Your child is not you 2.0

Your child is not you 2.0, Eleanor, this is what I try to remind myself all the time. My dad says, “ Be careful of putting your child in a jacket just because you felt the cold”. He is so right

The reason I am writing this is because I have found myself apologising for my son a lot lately and that’s not fair. Especially since the apology is often unsolicited and comes from my own childhood.

Growing up I was not always treated too well by other kids, . And one thing they kept asking was; “So do you think you’re special”. Even as an adult I’ve had this…people inferring I think I’m special. I’ve even had more than one girlfriend over the years say to me “You know you’re not special hey, we all have problems” , “It’s not all about you”.

It’s given me quite a complex. A complex which sees me going into hiding (or just blogging it out of my system) when things happen to me, instead of talking to people in my life – because “it’s not always about you Eleanor” , “We all have pain Eleanor” , “Do you think you’re special”.

Back to my son I find that I down play his achievements A LOT because I don’t want people to think he thinks he is special, or to think I think he is special.

And just because my own childhood bullies said things like: So you have long hair, do you think you special now? / So you speak English, do you think you special now? (grew up in Afrikaans community) / So you won an award at school, do you think you special now? / You have a twang when you speak, do you think you special now. (Yes I need to get over those things, and I mostly have – I don’t lose sleep about it, but nothing like a mini you starting school to remind you of school).

So because of that I find myself giving disclaimers when people say anything nice about Aidan. “He is so smart”, they say – “oh but he has terrible handwriting I say”. Oh, “he is so caring”, they say – “ja, but he isn’t very friendly”, I say. “He is really good at maths”, – “yes but sucks at puzzles.” “He is so attractive” – “some do say so, yes”.

WTF Eleanor. I even edit what I say about him on social media, I will share something profound he said and immediately regret it , immediately I hear the voices say…oooooh she thinks he is soooooooo special, I wonder if she makes these things up.


I tell whoever asks, that it probably only sounds impressive because of how I stated it, because I’m a writer so I’m good with words, but maybe when he said it IRL it was less profound – truth is, often it’s more profound and I edit in more child appropriate/more believable phrases.

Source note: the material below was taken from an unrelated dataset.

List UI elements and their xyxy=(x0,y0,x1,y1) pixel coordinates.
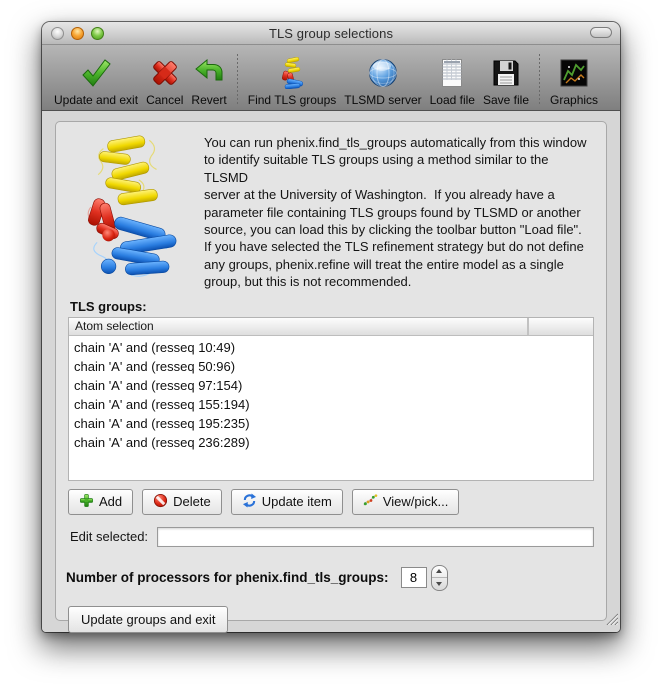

He legit called a pear a misshapen apple and I thought it was hilarious, but thought I should share it as “different shaped” because who is going to believe a 6-year-old says misshapen.

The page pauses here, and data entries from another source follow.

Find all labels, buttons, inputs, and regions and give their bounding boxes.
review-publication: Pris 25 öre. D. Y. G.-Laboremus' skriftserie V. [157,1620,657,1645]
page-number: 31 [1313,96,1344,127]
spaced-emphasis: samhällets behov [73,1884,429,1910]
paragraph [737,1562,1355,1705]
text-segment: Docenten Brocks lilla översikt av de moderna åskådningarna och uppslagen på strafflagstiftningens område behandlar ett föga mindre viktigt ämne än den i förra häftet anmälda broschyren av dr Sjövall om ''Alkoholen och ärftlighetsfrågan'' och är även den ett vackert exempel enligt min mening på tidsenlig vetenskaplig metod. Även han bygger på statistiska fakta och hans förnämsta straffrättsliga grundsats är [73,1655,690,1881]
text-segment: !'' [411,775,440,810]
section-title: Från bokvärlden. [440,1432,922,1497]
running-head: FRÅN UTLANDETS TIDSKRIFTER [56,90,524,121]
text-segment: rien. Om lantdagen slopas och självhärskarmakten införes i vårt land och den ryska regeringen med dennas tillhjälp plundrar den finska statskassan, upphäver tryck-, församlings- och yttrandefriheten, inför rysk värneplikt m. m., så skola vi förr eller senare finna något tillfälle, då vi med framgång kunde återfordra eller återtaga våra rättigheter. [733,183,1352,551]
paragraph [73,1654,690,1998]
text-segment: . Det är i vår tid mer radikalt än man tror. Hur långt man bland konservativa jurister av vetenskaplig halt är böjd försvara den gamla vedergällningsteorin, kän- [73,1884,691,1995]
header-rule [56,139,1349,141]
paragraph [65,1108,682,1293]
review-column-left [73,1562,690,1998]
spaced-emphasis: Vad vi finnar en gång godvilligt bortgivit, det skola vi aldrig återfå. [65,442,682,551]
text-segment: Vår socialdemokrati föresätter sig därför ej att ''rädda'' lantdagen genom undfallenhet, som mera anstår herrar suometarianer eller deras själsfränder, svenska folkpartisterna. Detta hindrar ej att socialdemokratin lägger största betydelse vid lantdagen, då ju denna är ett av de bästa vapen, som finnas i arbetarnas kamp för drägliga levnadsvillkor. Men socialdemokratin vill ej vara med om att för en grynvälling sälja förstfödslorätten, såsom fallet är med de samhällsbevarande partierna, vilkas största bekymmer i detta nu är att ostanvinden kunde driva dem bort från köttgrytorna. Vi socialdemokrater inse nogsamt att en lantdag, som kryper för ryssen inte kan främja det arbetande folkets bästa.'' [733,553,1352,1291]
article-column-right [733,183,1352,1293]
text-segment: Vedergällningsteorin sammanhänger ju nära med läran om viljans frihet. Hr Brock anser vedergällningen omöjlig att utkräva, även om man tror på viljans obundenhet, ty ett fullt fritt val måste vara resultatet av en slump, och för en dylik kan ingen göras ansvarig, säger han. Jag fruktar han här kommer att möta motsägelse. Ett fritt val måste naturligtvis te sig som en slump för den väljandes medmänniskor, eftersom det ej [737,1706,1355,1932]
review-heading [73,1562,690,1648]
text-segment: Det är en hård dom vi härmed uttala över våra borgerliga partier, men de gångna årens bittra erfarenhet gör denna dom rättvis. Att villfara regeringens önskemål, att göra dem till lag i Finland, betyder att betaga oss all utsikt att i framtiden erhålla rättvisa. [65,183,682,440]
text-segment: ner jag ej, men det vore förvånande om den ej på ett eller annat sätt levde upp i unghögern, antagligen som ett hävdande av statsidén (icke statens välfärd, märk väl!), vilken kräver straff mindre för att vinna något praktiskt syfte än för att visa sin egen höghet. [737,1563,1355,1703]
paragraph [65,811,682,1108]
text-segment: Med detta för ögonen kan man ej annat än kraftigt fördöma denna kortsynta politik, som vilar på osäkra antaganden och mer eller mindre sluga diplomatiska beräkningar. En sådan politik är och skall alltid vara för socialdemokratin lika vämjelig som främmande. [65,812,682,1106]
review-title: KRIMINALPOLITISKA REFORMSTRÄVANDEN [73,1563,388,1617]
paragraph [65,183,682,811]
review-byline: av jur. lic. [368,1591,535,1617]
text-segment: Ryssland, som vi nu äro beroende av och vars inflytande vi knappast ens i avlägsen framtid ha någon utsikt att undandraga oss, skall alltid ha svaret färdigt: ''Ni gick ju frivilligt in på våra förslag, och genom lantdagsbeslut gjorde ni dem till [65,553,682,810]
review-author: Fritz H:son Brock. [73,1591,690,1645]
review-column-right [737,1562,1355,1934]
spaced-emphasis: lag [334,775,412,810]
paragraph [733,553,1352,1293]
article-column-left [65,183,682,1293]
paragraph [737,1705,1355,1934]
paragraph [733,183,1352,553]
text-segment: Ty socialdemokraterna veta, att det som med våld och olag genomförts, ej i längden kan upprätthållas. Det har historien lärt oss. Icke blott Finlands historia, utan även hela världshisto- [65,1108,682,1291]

I was invited to join a parents of gifted children group and I hesitated A LOT because, he isn’t that special man, we don’t think we are that special. He is just Aidan and what if the group tagged me on FB and other people would see and be like, “omw she thinks their sooooooo special.”

But you know what. Aidan is not me, and he is kind of special (all kids are) and it’s not fair of me to dim my child’s light like this, just because I fear it might shine too bright for someone else — so from here on out I need to remember he is not my 2.0, and he is pretty special.

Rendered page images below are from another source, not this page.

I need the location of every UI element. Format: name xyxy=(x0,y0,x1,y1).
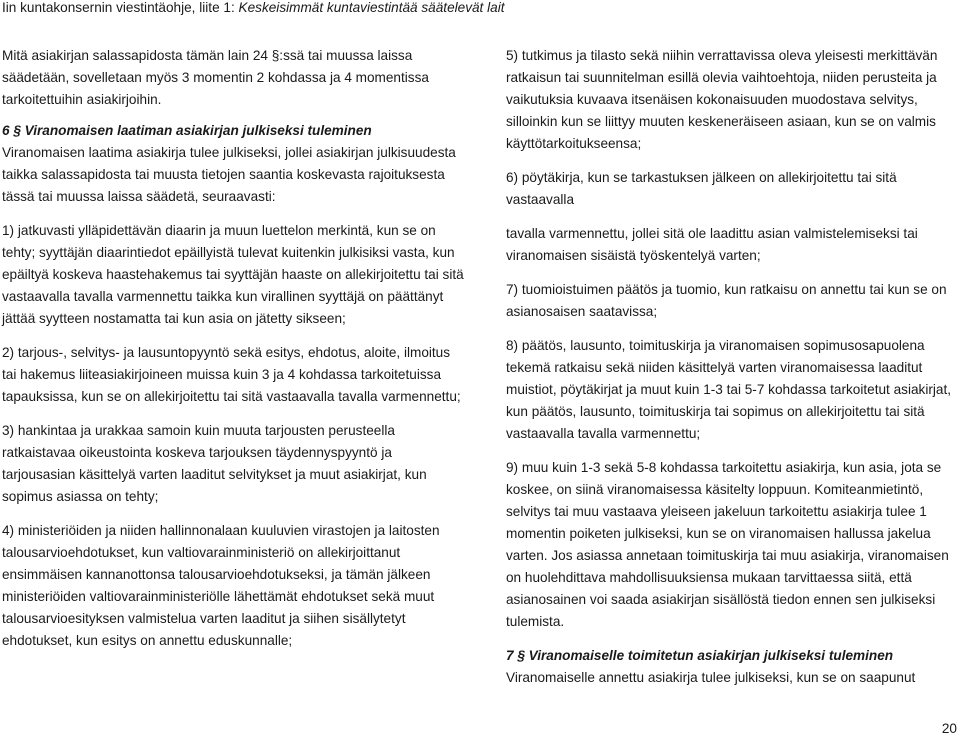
list-item-5: 5) tutkimus ja tilasto sekä niihin verrattavissa oleva yleisesti merkittävän ratkaisun tai suunnitelman esillä olevia vaihtoehtoja, niiden perusteita ja vaikutuksia kuvaava itsenäisen kokonaisuuden muodostava selvitys, silloinkin kun se liittyy muuten keskeneräiseen asiaan, kun se on valmis käyttötarkoitukseensa; xyxy=(506,48,938,151)
section-7-body: Viranomaiselle annettu asiakirja tulee julkiseksi, kun se on saapunut xyxy=(506,670,916,685)
section-6-body: Viranomaisen laatima asiakirja tulee julkiseksi, jollei asiakirjan julkisuudesta taikka salassapidosta tai muusta tietojen saantia koskevasta rajoituksesta tässä tai muussa laissa säädetä, seuraavasti: xyxy=(2,145,456,204)
page-number: 20 xyxy=(941,721,957,736)
list-item-6-continued: tavalla varmennettu, jollei sitä ole laadittu asian valmistelemiseksi tai viranomaisen sisäistä työskentelyä varten; xyxy=(506,226,918,263)
list-item-1: 1) jatkuvasti ylläpidettävän diaarin ja muun luettelon merkintä, kun se on tehty; syyttäjän diaarintiedot epäillyistä tulevat kuitenkin julkisiksi vasta, kun epäiltyä koskeva haastehakemus tai syyttäjän haaste on allekirjoitettu tai sitä vastaavalla tavalla varmennettu taikka kun virallinen syyttäjä on päättänyt jättää syytteen nostamatta tai kun asia on jätetty sikseen; xyxy=(2,223,464,326)
document-header xyxy=(2,0,957,16)
left-column xyxy=(2,45,464,664)
list-item-4: 4) ministeriöiden ja niiden hallinnonalaan kuuluvien virastojen ja laitosten talousarvioehdotukset, kun valtiovarainministeriö on allekirjoittanut ensimmäisen kannanottonsa talousarvioehdotukseksi, ja tämän jälkeen ministeriöiden valtiovarainministeriölle lähettämät ehdotukset sekä muut talousarvioesityksen valmistelua varten laaditut ja siihen sisällytetyt ehdotukset, kun esitys on annettu eduskunnalle; xyxy=(2,523,440,648)
list-item-2: 2) tarjous-, selvitys- ja lausuntopyyntö sekä esitys, ehdotus, aloite, ilmoitus tai hakemus liiteasiakirjoineen muissa kuin 3 ja 4 kohdassa tarkoitetuissa tapauksissa, kun se on allekirjoitettu tai sitä vastaavalla tavalla varmennettu; xyxy=(2,345,461,404)
section-7-heading: 7 § Viranomaiselle toimitetun asiakirjan julkiseksi tuleminen xyxy=(506,648,894,663)
intro-paragraph: Mitä asiakirjan salassapidosta tämän lain 24 §:ssä tai muussa laissa säädetään, sovelletaan myös 3 momentin 2 kohdassa ja 4 momentissa tarkoitettuihin asiakirjoihin. xyxy=(2,48,429,107)
header-prefix: Iin kuntakonsernin viestintäohje, liite 1: xyxy=(2,0,239,15)
list-item-8: 8) päätös, lausunto, toimituskirja ja viranomaisen sopimusosapuolena tekemä ratkaisu sekä niiden käsittelyä varten viranomaisessa laaditut muistiot, pöytäkirjat ja muut kuin 1-3 tai 5-7 kohdassa tarkoitetut asiakirjat, kun päätös, lausunto, toimituskirja tai sopimus on allekirjoitettu tai sitä vastaavalla tavalla varmennettu; xyxy=(506,338,952,441)
list-item-6: 6) pöytäkirja, kun se tarkastuksen jälkeen on allekirjoitettu tai sitä vastaavalla xyxy=(506,170,897,207)
list-item-7: 7) tuomioistuimen päätös ja tuomio, kun ratkaisu on annettu tai kun se on asianosaisen saatavissa; xyxy=(506,282,947,319)
right-column xyxy=(506,45,958,689)
list-item-9: 9) muu kuin 1-3 sekä 5-8 kohdassa tarkoitettu asiakirja, kun asia, jota se koskee, on siinä viranomaisessa käsitelty loppuun. Komiteanmietintö, selvitys tai muu vastaava yleiseen jakeluun tarkoitettu asiakirja tulee 1 momentin poiketen julkiseksi, kun se on viranomaisen hallussa jakelua varten. Jos asiassa annetaan toimituskirja tai muu asiakirja, viranomaisen on huolehdittava mahdollisuuksiensa mukaan tarvittaessa siitä, että asianosainen voi saada asiakirjan sisällöstä tiedon ennen sen julkiseksi tulemista. xyxy=(506,460,949,629)
section-6-heading: 6 § Viranomaisen laatiman asiakirjan julkiseksi tuleminen xyxy=(2,123,372,138)
header-title: Keskeisimmät kuntaviestintää säätelevät lait xyxy=(238,0,505,15)
list-item-3: 3) hankintaa ja urakkaa samoin kuin muuta tarjousten perusteella ratkaistavaa oikeustointa koskeva tarjouksen täydennyspyyntö ja tarjousasian käsittelyä varten laaditut selvitykset ja muut asiakirjat, kun sopimus asiassa on tehty; xyxy=(2,423,427,504)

3 thoughts on “Your child is not you 2.0

  1. Lynette Ramasamy says:

    I love every post of yours especially the Aidanisms. He is really a very special little boy. I wish you could believe me when I say that YOU are special to We are all blessed with our own uniqueness & quirks. Imagine if everyone were alike,did everything the same … We’d be a bunch of boring farts

  2. Melissa Javan says:

    Your kid is so special and I love hearing things about him. This post is so raw, you’re brave to put it out. Admitting your problem is part of the solution, hahaha, that’s a quote I heard somewhere. You’re both special man. Go to that class.